- CPU Cores: 128
- Memory: 768 GB
- GPU: NVIDIA Tesla A100 80G
- Number of GPUs: 8
-
- OS/Platform: Linux
- Python: 3.10.14
- PyTorch: 2.3.1+cu121
- CUDA: 12.2
- cuDNN: 8.9.2.26
pip install -r requirements.txt
I have provided the complete training process (train model script), the distillation-only training process (fast train script), and the direct prediction process (Direct prediction). I have pre-placed the required datasets in the ./data directory. This dataset is consistent with the official one and comes from open-source datasets. For more details, please refer to the Model SUMMARY proposal I submitted.
./model_path # pretrained model path
./src_fast # fast train script (see fast train script section)
./src # The complete process of my solution
./data # train data and other data
./data/oof
./data/processed_data
./data/processed_data/orgemma2fold4 # The training set with 70b probabilities can be directly distilled.
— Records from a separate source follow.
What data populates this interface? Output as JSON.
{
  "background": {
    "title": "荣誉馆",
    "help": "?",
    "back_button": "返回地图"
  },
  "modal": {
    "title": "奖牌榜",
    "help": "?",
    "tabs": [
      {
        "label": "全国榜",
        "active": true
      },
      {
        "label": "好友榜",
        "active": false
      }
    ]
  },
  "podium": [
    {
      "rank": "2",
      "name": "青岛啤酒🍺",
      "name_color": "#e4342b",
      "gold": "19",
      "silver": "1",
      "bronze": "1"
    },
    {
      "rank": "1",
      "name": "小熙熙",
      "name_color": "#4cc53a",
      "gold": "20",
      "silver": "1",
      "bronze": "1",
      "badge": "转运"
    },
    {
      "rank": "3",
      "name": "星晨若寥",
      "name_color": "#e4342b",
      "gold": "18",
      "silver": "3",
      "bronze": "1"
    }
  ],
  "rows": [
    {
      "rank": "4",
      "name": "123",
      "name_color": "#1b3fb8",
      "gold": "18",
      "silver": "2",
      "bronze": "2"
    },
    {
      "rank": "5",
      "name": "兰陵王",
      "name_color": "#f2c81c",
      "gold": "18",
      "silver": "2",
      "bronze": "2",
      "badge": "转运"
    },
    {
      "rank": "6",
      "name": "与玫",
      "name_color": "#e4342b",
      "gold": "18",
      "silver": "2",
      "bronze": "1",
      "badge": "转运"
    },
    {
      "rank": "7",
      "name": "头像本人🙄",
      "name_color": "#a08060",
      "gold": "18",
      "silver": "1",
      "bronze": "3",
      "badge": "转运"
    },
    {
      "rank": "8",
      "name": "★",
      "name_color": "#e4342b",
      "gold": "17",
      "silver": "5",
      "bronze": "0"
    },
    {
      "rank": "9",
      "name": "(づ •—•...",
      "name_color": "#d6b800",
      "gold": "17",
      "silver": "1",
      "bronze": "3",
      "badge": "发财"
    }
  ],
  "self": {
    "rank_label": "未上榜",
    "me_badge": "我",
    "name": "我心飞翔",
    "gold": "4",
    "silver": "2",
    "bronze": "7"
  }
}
./data/processed_data/orgemma2fold2 # same
./data/processed_data/orgemma2fold0 # same
./data/processed_data/orgemma2fold1 # same
./data/processed_data/orgemma2fold3 # same
./data/lmsys-chatbot-arena
./sub # output dir
./model_save # save path for train model
./model_save_or
./model_save_or/v7_ut_gemma_v7_64r128_ddgemma2_16bit # post-pretrain ut model of gemma2-9b
Download these three models to the model_path folder:
Llama3 70b (https://huggingface.co/meta-llama/Meta-Llama-3-70B-Instruct) (rename as llama3_70b)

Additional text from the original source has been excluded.